Topological defects in ion Coulomb crystals (kinks) have been proposed for studies of quantum-mechanical effects with solitons and as carriers of quantum information. Defects form when a symmetry breaking phase transition is crossed nonadiabatically and the finite speed of information prevents different regions from coordinating the choice of the symmetry broken state. Where such local choices are incompatible, defects will form with densities predicted to follow a power law scaling in the rate of the transition. The importance of this Kibble-Zurek mechanism (KZM) ranges from cosmology to condensed matter. In inhomogeneous systems, the propagation of the critical front enhances the role of causality and steepens scaling of defect density with the transition rate.
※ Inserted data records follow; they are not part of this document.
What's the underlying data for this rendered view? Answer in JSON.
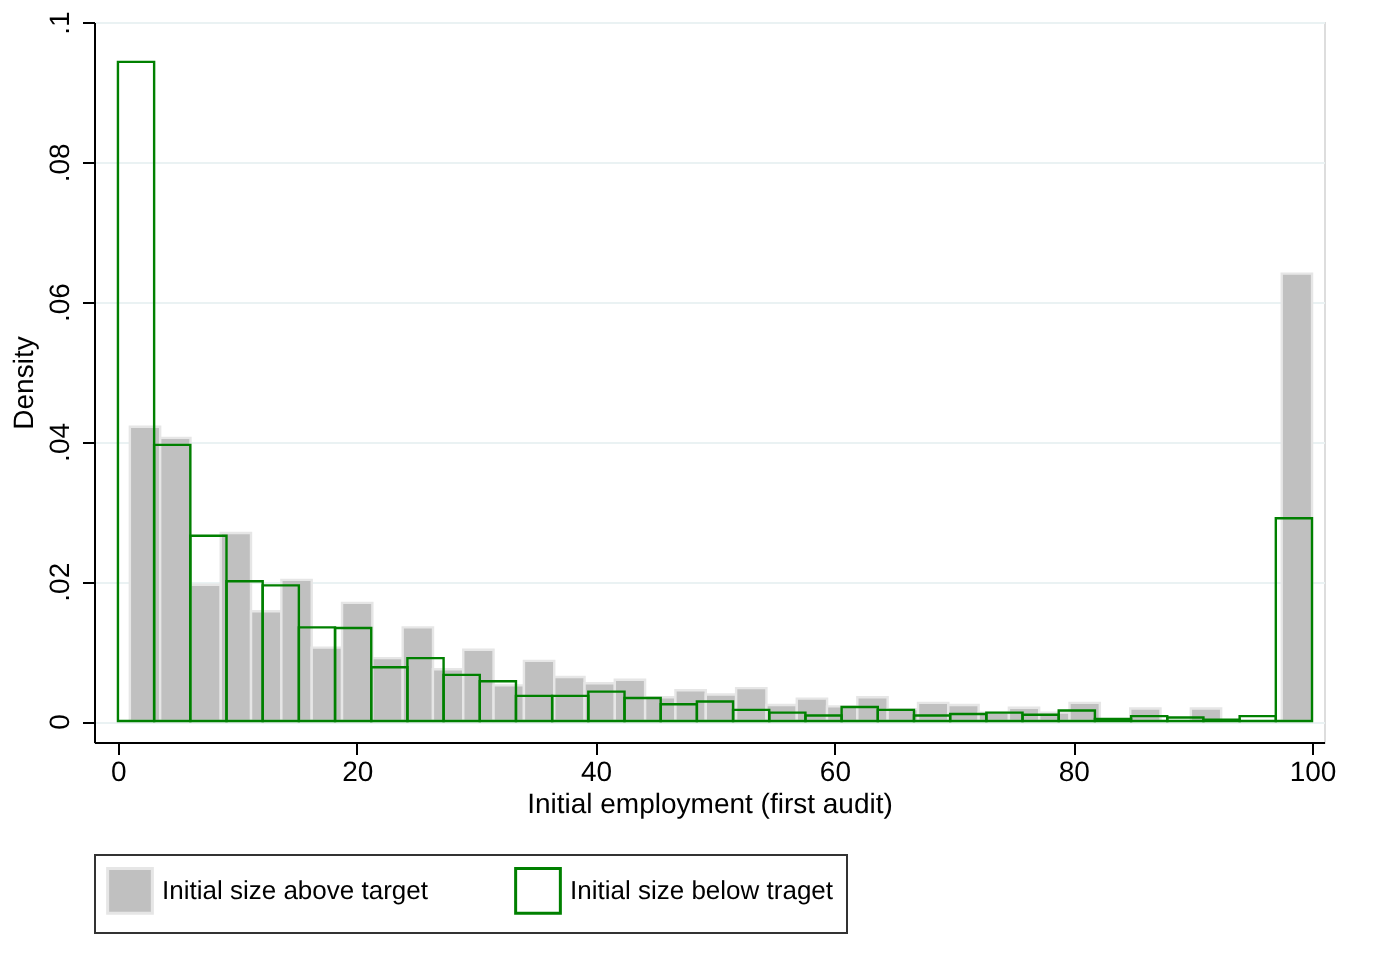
{
  "chart_data": {
    "type": "bar",
    "xlabel": "Initial employment (first audit)",
    "ylabel": "Density",
    "series": [
      {
        "name": "Initial size above target",
        "color": "#c0c0c0",
        "x": [
          2.27,
          4.81,
          7.35,
          9.88,
          12.42,
          14.96,
          17.5,
          20.04,
          22.58,
          25.12,
          27.65,
          30.19,
          32.73,
          35.27,
          37.81,
          40.35,
          42.88,
          45.42,
          47.96,
          50.5,
          53.04,
          55.58,
          58.12,
          60.65,
          63.19,
          65.73,
          68.27,
          70.81,
          73.35,
          75.88,
          78.42,
          80.96,
          83.5,
          86.04,
          88.58,
          91.12,
          93.65,
          96.19,
          98.73
        ],
        "values": [
          0.0421,
          0.0405,
          0.0195,
          0.0269,
          0.0157,
          0.0202,
          0.0105,
          0.0169,
          0.009,
          0.0134,
          0.0074,
          0.0102,
          0.0051,
          0.0086,
          0.0063,
          0.0054,
          0.0059,
          0.0034,
          0.0044,
          0.0038,
          0.0047,
          0.0023,
          0.0032,
          0.0021,
          0.0034,
          0.0017,
          0.0026,
          0.0023,
          0.0012,
          0.0019,
          0.0012,
          0.0026,
          null,
          0.0018,
          null,
          0.0018,
          null,
          null,
          0.064
        ]
      },
      {
        "name": "Initial size below traget",
        "color": "#008000",
        "x": [
          1.52,
          4.55,
          7.58,
          10.61,
          13.64,
          16.67,
          19.7,
          22.73,
          25.76,
          28.79,
          31.82,
          34.85,
          37.88,
          40.91,
          43.94,
          46.97,
          50,
          53.03,
          56.06,
          59.09,
          62.12,
          65.15,
          68.18,
          71.21,
          74.24,
          77.27,
          80.3,
          83.33,
          86.36,
          89.39,
          92.42,
          95.45,
          98.48
        ],
        "values": [
          0.0943,
          0.0395,
          0.0265,
          0.02,
          0.0194,
          0.0134,
          0.0133,
          0.0077,
          0.009,
          0.0066,
          0.0057,
          0.0036,
          0.0036,
          0.0042,
          0.0033,
          0.0024,
          0.0028,
          0.0016,
          0.0012,
          0.0008,
          0.002,
          0.0016,
          0.0008,
          0.001,
          0.0012,
          0.0009,
          0.0015,
          0.0003,
          0.0007,
          0.0005,
          0.0002,
          0.0007,
          0.029
        ]
      }
    ],
    "xlim": [
      -2,
      101
    ],
    "xticks": [
      0,
      20,
      40,
      60,
      80,
      100
    ],
    "ylim": [
      -0.003,
      0.1
    ],
    "yticks": [
      {
        "value": 0,
        "label": "0"
      },
      {
        "value": 0.02,
        "label": ".02"
      },
      {
        "value": 0.04,
        "label": ".04"
      },
      {
        "value": 0.06,
        "label": ".06"
      },
      {
        "value": 0.08,
        "label": ".08"
      },
      {
        "value": 0.1,
        "label": ".1"
      }
    ],
    "grid": "y",
    "legend": "bottom"
  }
}
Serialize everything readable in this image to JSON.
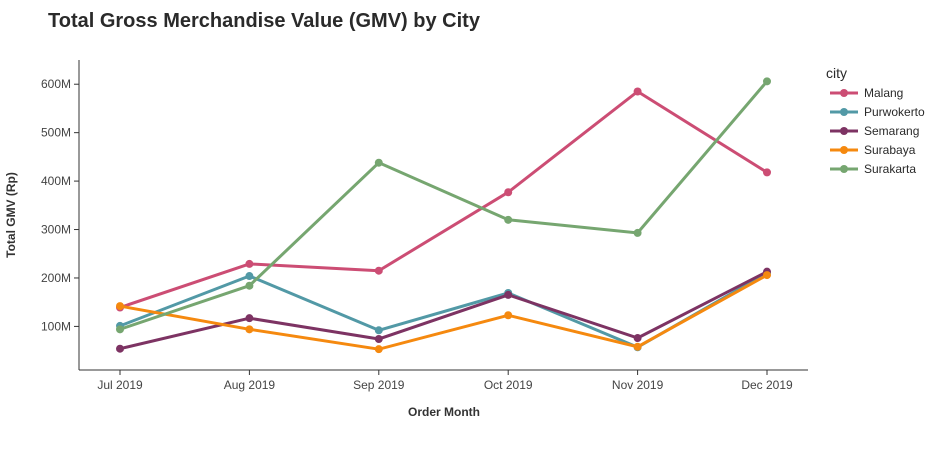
{
  "chart_data": {
    "type": "line",
    "title": "Total Gross Merchandise Value (GMV) by City",
    "xlabel": "Order Month",
    "ylabel": "Total GMV (Rp)",
    "categories": [
      "Jul 2019",
      "Aug 2019",
      "Sep 2019",
      "Oct 2019",
      "Nov 2019",
      "Dec 2019"
    ],
    "ylim": [
      10,
      650
    ],
    "yticks": [
      100,
      200,
      300,
      400,
      500,
      600
    ],
    "ytick_labels": [
      "100M",
      "200M",
      "300M",
      "400M",
      "500M",
      "600M"
    ],
    "grid": false,
    "legend_title": "city",
    "legend_position": "right",
    "series": [
      {
        "name": "Malang",
        "color": "#CC4D74",
        "values": [
          139,
          229,
          215,
          377,
          585,
          418
        ]
      },
      {
        "name": "Purwokerto",
        "color": "#5299A6",
        "values": [
          101,
          204,
          92,
          169,
          57,
          210
        ]
      },
      {
        "name": "Semarang",
        "color": "#7D3363",
        "values": [
          54,
          117,
          74,
          165,
          76,
          213
        ]
      },
      {
        "name": "Surabaya",
        "color": "#F5890F",
        "values": [
          142,
          94,
          53,
          123,
          58,
          206
        ]
      },
      {
        "name": "Surakarta",
        "color": "#76A670",
        "values": [
          94,
          184,
          438,
          320,
          293,
          606
        ]
      }
    ]
  }
}
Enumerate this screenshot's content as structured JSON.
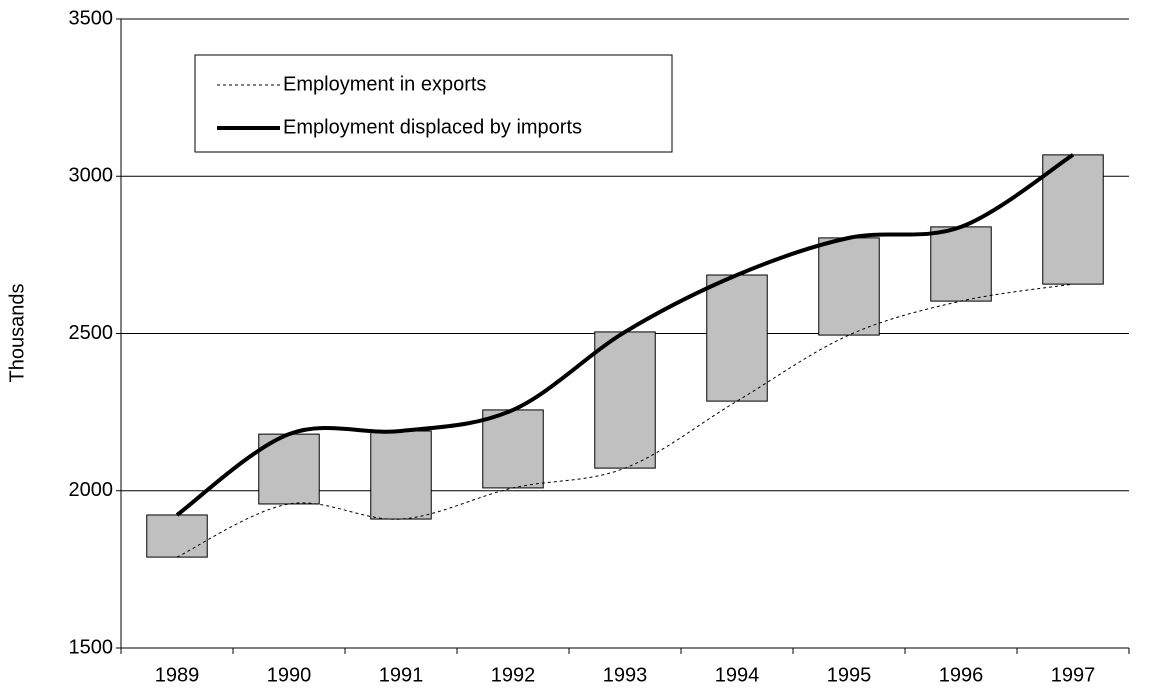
{
  "chart_data": {
    "type": "line",
    "categories": [
      "1989",
      "1990",
      "1991",
      "1992",
      "1993",
      "1994",
      "1995",
      "1996",
      "1997"
    ],
    "series": [
      {
        "name": "Employment in exports",
        "color": "#000000",
        "linestyle": "dotted",
        "values": [
          1789,
          1958,
          1910,
          2009,
          2072,
          2285,
          2495,
          2603,
          2657
        ]
      },
      {
        "name": "Employment displaced by imports",
        "color": "#000000",
        "linestyle": "solid",
        "values": [
          1923,
          2180,
          2190,
          2257,
          2505,
          2686,
          2804,
          2839,
          3068
        ]
      }
    ],
    "updown_bars_color": "#c0c0c0",
    "y_label": "Thousands",
    "ylim": [
      1500,
      3500
    ],
    "yticks": [
      1500,
      2000,
      2500,
      3000,
      3500
    ],
    "grid": true
  }
}
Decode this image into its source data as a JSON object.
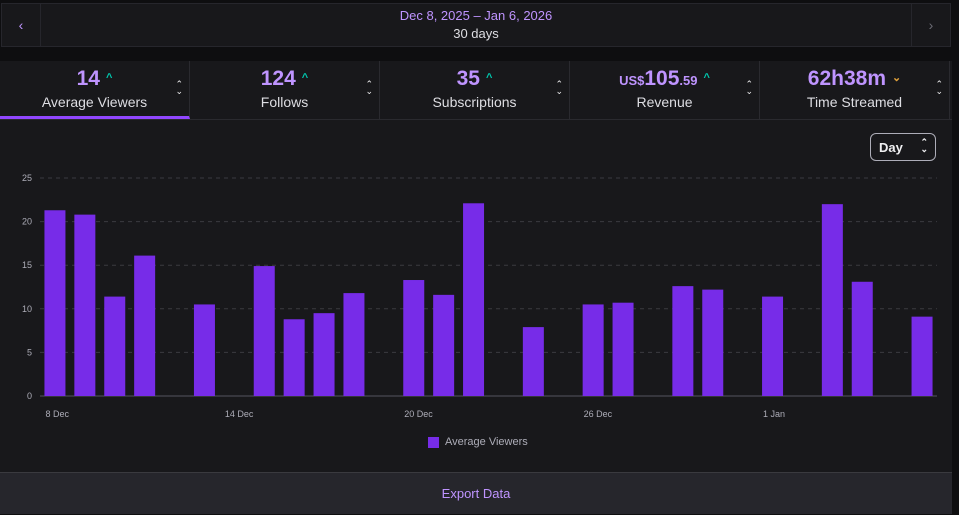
{
  "date_nav": {
    "range": "Dec 8, 2025 – Jan 6, 2026",
    "duration": "30 days",
    "prev_glyph": "‹",
    "next_glyph": "›"
  },
  "stats": [
    {
      "value": "14",
      "label": "Average Viewers",
      "trend": "up",
      "active": true
    },
    {
      "value": "124",
      "label": "Follows",
      "trend": "up",
      "active": false
    },
    {
      "value": "35",
      "label": "Subscriptions",
      "trend": "up",
      "active": false
    },
    {
      "currency": "US$",
      "value": "105",
      "cents": ".59",
      "label": "Revenue",
      "trend": "up",
      "active": false
    },
    {
      "value": "62h38m",
      "label": "Time Streamed",
      "trend": "down",
      "active": false
    }
  ],
  "granularity": {
    "selected": "Day"
  },
  "export_label": "Export Data",
  "colors": {
    "bar": "#772ce8",
    "accent": "#bf94ff",
    "up": "#00c8af",
    "down": "#e2a23b"
  },
  "chart_data": {
    "type": "bar",
    "x": [
      "8 Dec",
      "9 Dec",
      "10 Dec",
      "11 Dec",
      "12 Dec",
      "13 Dec",
      "14 Dec",
      "15 Dec",
      "16 Dec",
      "17 Dec",
      "18 Dec",
      "19 Dec",
      "20 Dec",
      "21 Dec",
      "22 Dec",
      "23 Dec",
      "24 Dec",
      "25 Dec",
      "26 Dec",
      "27 Dec",
      "28 Dec",
      "29 Dec",
      "30 Dec",
      "31 Dec",
      "1 Jan",
      "2 Jan",
      "3 Jan",
      "4 Jan",
      "5 Jan",
      "6 Jan"
    ],
    "xticks": [
      "8 Dec",
      "14 Dec",
      "20 Dec",
      "26 Dec",
      "1 Jan"
    ],
    "series": [
      {
        "name": "Average Viewers",
        "values": [
          21.3,
          20.8,
          11.4,
          16.1,
          null,
          10.5,
          null,
          14.9,
          8.8,
          9.5,
          11.8,
          null,
          13.3,
          11.6,
          22.1,
          null,
          7.9,
          null,
          10.5,
          10.7,
          null,
          12.6,
          12.2,
          null,
          11.4,
          null,
          22.0,
          13.1,
          null,
          9.1
        ]
      }
    ],
    "ylim": [
      0,
      25
    ],
    "yticks": [
      0,
      5,
      10,
      15,
      20,
      25
    ],
    "grid": true,
    "legend": "bottom-center"
  }
}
We use laser-cooled trapped ions in a harmonic trap to produce stable topological defects and demonstrate scaling with the transition rate across the linear to zigzag phase. Implementing mass defects and electric fields we demonstrated first steps towards a controlled kink soliton preparation and manipulation for studies of nonlinear physics in ion Coulomb crystals. Based on these findings we study the dynamics of topological defects and use them to emulate nanofriction of two atomically flat layers with back-action. With the help of phonon mode spectroscopy and high-resolution imaging we show that an ion Coulomb crystal with a defect exhibits a sticking-to-sliding transition with Aubry-type signatures. We demonstrate the measurement of the soft vibrational mode driving the transition and the order parameter, that quantifies the symmetry-breaking of the crystal configuration. Numerically we find that the soft mode frequency and the order parameter exhibit critical scaling near the transition. This model system can be used to investigate the tribological behaviour of self-organized structures in the classical and in the quantum regime.